- Somewhere it’s OK to spill water, like the bathtub or outside
- 2 identical small, wide-mouthed bottles. Something like baby food jars work well
- A flat, rigid piece of plastic that is larger than the opening of the bottles, like an old credit card. Some cardboard cut from a cereal packet might also work
- Cold and warm (not boiling!) water
- 2 different colours of food colouring
What to do
- Fill one bottle all the way to the top with warm water. Add a few drops of one of the food colours.
- Fill the other bottle all the way to the top with cold water. Add a few drops of the other food colour.
- Place the plastic card over the opening of the warm bottle. Making sure the card completely covers the opening. While holding the plastic card in place, turn the warm bottle upside down and stack it on top of the cold bottle. Make sure that the rims line up exactly. If you’re having trouble flipping the container without spilling lots of water, try using a stiffer plastic card.
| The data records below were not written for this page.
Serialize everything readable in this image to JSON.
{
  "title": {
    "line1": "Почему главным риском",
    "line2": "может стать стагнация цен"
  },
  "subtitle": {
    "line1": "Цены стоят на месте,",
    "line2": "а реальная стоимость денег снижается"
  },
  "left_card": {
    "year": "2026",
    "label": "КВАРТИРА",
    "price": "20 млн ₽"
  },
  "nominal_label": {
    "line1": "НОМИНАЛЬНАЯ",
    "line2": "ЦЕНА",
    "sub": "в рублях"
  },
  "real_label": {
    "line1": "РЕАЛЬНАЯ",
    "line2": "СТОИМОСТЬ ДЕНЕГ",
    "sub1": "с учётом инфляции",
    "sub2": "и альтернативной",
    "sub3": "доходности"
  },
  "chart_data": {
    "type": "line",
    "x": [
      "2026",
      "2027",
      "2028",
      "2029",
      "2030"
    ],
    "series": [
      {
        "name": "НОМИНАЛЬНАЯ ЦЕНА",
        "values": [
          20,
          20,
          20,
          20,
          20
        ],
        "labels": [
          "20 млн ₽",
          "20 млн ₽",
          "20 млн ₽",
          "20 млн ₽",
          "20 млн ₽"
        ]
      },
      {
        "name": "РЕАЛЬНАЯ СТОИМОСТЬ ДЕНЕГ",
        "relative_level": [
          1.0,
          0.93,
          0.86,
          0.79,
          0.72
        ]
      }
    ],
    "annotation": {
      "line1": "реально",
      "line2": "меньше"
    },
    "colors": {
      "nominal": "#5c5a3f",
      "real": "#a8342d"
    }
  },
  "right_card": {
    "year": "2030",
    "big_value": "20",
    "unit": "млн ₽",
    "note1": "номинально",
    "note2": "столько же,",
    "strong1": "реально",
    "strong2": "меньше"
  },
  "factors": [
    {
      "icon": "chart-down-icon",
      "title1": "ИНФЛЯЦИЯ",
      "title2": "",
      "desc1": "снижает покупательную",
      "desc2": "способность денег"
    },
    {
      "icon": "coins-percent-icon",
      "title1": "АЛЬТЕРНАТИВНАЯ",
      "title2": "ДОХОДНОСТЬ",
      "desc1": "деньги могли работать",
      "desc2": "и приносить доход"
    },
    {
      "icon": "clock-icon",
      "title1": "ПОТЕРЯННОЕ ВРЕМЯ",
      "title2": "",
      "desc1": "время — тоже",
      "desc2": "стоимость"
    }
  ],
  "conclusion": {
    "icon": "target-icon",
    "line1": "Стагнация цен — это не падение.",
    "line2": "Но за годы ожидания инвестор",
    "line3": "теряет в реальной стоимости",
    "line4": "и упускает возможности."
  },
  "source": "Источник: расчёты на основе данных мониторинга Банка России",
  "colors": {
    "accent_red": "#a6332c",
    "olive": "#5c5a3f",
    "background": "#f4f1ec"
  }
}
- Carefully pull the plastic card out from between the bottles. Watch what happens.
- Repeat the experiment, but this time, put the cold bottle on top. Compare the results of the 2 experiments.
Questions to ask
Did the waters mix or stay separated? If you didn’t see a difference, try using warmer and colder water.
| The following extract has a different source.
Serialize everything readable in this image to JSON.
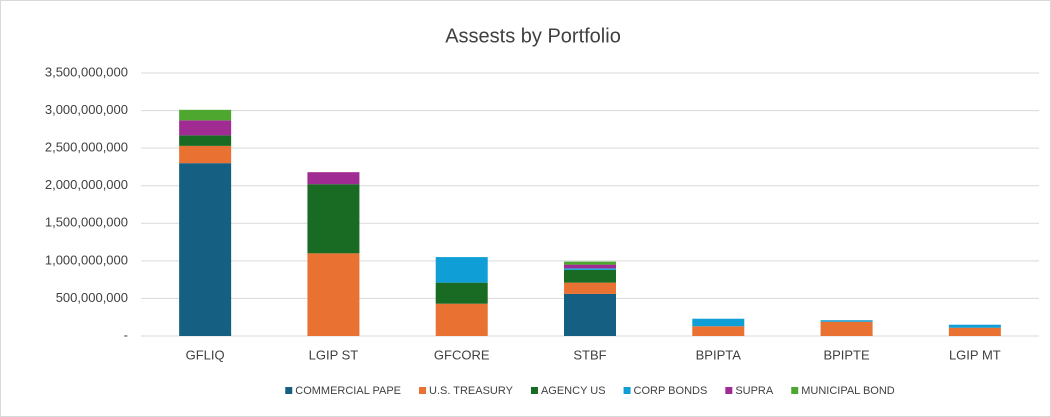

Instead of using warm and cold water, try filling 2 bottles with water of the same temperature. Do you get the same result?
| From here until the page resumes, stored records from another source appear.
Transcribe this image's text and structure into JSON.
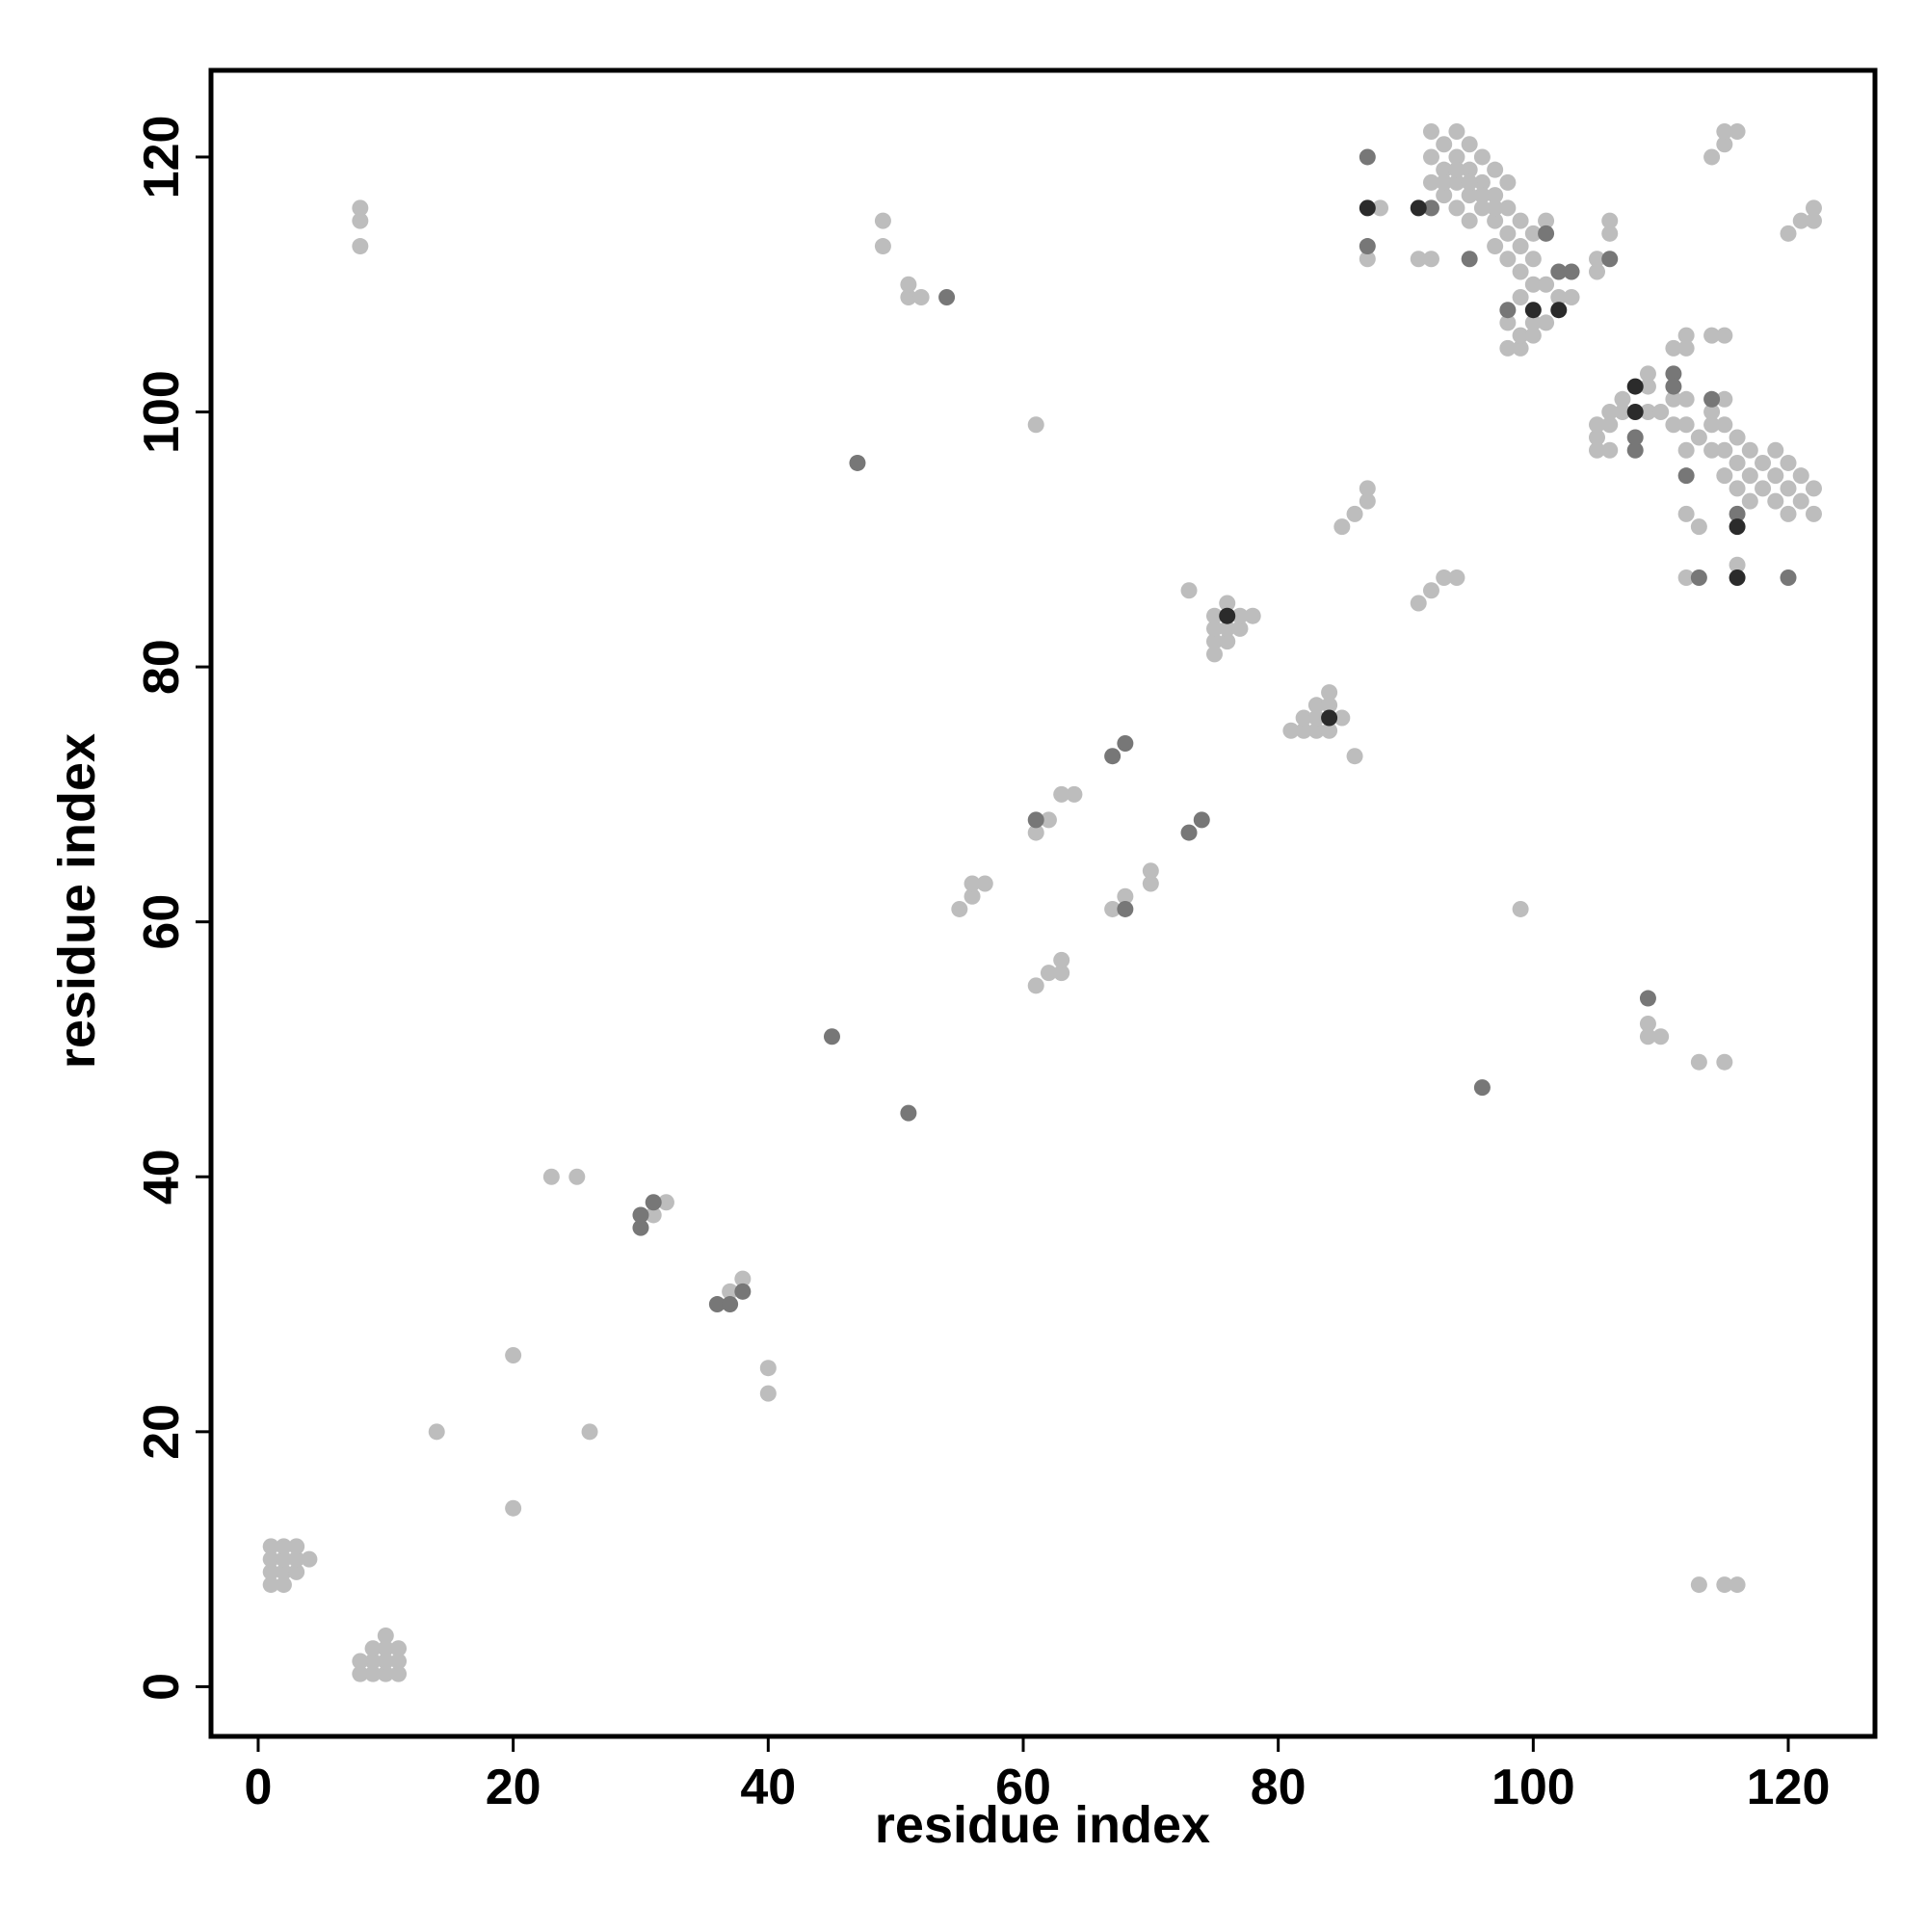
{
  "chart_data": {
    "type": "scatter",
    "xlabel": "residue index",
    "ylabel": "residue index",
    "xlim": [
      -3.7,
      126.8
    ],
    "ylim": [
      -3.9,
      126.8
    ],
    "xticks": [
      0,
      20,
      40,
      60,
      80,
      100,
      120
    ],
    "yticks": [
      0,
      20,
      40,
      60,
      80,
      100,
      120
    ],
    "series": [
      {
        "color": "#bdbdbd",
        "x": [
          1,
          2,
          1,
          3,
          1,
          2,
          3,
          4,
          1,
          2,
          3,
          2,
          8,
          9,
          10,
          11,
          9,
          10,
          11,
          9,
          10,
          11,
          10,
          8,
          14,
          20,
          20,
          26,
          23,
          25,
          40,
          40,
          31,
          32,
          37,
          38,
          8,
          8,
          8,
          49,
          49,
          51,
          51,
          52,
          55,
          56,
          56,
          57,
          61,
          62,
          63,
          63,
          61,
          62,
          63,
          64,
          67,
          68,
          70,
          70,
          61,
          99,
          73,
          75,
          75,
          75,
          75,
          76,
          76,
          76,
          77,
          77,
          78,
          81,
          82,
          82,
          83,
          83,
          83,
          84,
          84,
          84,
          85,
          86,
          85,
          86,
          87,
          87,
          91,
          92,
          93,
          94,
          87,
          88,
          91,
          92,
          92,
          92,
          92,
          93,
          93,
          93,
          94,
          94,
          94,
          94,
          95,
          95,
          95,
          95,
          96,
          96,
          96,
          97,
          97,
          97,
          97,
          98,
          98,
          98,
          98,
          99,
          99,
          99,
          100,
          100,
          101,
          93,
          94,
          95,
          96,
          97,
          98,
          98,
          99,
          99,
          99,
          100,
          100,
          101,
          101,
          102,
          103,
          100,
          105,
          105,
          106,
          106,
          114,
          115,
          115,
          116,
          120,
          121,
          122,
          122,
          105,
          105,
          105,
          106,
          106,
          106,
          107,
          107,
          109,
          109,
          109,
          110,
          111,
          111,
          111,
          112,
          112,
          112,
          112,
          112,
          113,
          114,
          114,
          114,
          114,
          115,
          115,
          115,
          115,
          115,
          116,
          116,
          116,
          117,
          117,
          117,
          118,
          118,
          119,
          119,
          119,
          120,
          120,
          120,
          121,
          121,
          122,
          122,
          112,
          113,
          116,
          112,
          109,
          109,
          110,
          113,
          115,
          113,
          115,
          116
        ],
        "values": [
          8,
          9,
          9,
          9,
          10,
          10,
          10,
          10,
          11,
          11,
          11,
          8,
          1,
          1,
          1,
          1,
          2,
          2,
          2,
          3,
          3,
          3,
          4,
          2,
          20,
          14,
          26,
          20,
          40,
          40,
          23,
          25,
          37,
          38,
          31,
          32,
          113,
          115,
          116,
          113,
          115,
          109,
          110,
          109,
          61,
          62,
          63,
          63,
          55,
          56,
          56,
          57,
          67,
          68,
          70,
          70,
          61,
          62,
          63,
          64,
          99,
          61,
          86,
          81,
          82,
          83,
          84,
          82,
          83,
          85,
          83,
          84,
          84,
          75,
          75,
          76,
          75,
          76,
          77,
          75,
          77,
          78,
          76,
          73,
          91,
          92,
          93,
          94,
          85,
          86,
          87,
          87,
          112,
          116,
          112,
          112,
          118,
          120,
          122,
          117,
          119,
          121,
          116,
          118,
          120,
          122,
          115,
          117,
          119,
          121,
          116,
          118,
          120,
          113,
          115,
          117,
          119,
          112,
          114,
          116,
          118,
          111,
          113,
          115,
          112,
          114,
          115,
          118,
          119,
          118,
          117,
          116,
          105,
          107,
          105,
          106,
          109,
          106,
          107,
          107,
          110,
          109,
          109,
          110,
          111,
          112,
          114,
          115,
          120,
          121,
          122,
          122,
          114,
          115,
          115,
          116,
          97,
          98,
          99,
          97,
          99,
          100,
          100,
          101,
          100,
          102,
          103,
          100,
          99,
          101,
          105,
          105,
          106,
          97,
          99,
          101,
          98,
          97,
          99,
          100,
          106,
          106,
          95,
          97,
          99,
          101,
          94,
          96,
          98,
          93,
          95,
          97,
          94,
          96,
          93,
          95,
          97,
          92,
          94,
          96,
          93,
          95,
          92,
          94,
          92,
          91,
          88,
          87,
          52,
          51,
          51,
          49,
          49,
          8,
          8,
          8
        ]
      },
      {
        "color": "#777777",
        "x": [
          30,
          30,
          31,
          36,
          37,
          38,
          45,
          51,
          47,
          54,
          61,
          68,
          67,
          68,
          73,
          74,
          87,
          87,
          92,
          95,
          98,
          101,
          102,
          103,
          106,
          108,
          108,
          111,
          111,
          112,
          114,
          116,
          113,
          120,
          109,
          96
        ],
        "values": [
          36,
          37,
          38,
          30,
          30,
          31,
          51,
          45,
          96,
          109,
          68,
          61,
          73,
          74,
          67,
          68,
          113,
          120,
          116,
          112,
          108,
          114,
          111,
          111,
          112,
          97,
          98,
          103,
          102,
          95,
          101,
          92,
          87,
          87,
          54,
          47
        ]
      },
      {
        "color": "#2b2b2b",
        "x": [
          76,
          84,
          87,
          91,
          100,
          102,
          108,
          108,
          116,
          116
        ],
        "values": [
          84,
          76,
          116,
          116,
          108,
          108,
          100,
          102,
          91,
          87
        ]
      }
    ]
  }
}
Instead of warm and cold water, add some salt to one of the bottles. This will be like mixing fresh water and salt water. Repeat the experiment. What happens?
What happens over time? After you’ve stacked your bottles and removed the plastic card, leave the bottles in a safe place where they won’t be knocked over. Wait until the water in both bottles reaches the same temperature.
Density is how much ‘stuff’ is within a certain space. Density can be worked out by dividing mass by volume. Think of a brick and a block of wood that are the same size. The brick is heavier than the wood, so it is denser. Things can be denser by having more atoms in the same amount of space, or heavier atoms, or both.
Temperature can affect the density of some objects. When the temperature of something goes up, the atoms inside it are moving around more and take up more space. This makes the volume go up, and the density go down. The opposite happens when something cools. The atoms slow down and take up less space. So the volume goes down, and the density goes up.
Less dense objects float if they are placed in a liquid or gas that is more dense. This is why helium balloons and hot air balloons float upwards in the sky and why surfboards and ships float in the ocean. In this experiment, when the bottles are stacked, the less dense warm water floats on top of the cold water – so they do not mix. If the cold water is put on top, it sinks, causing the waters to mix.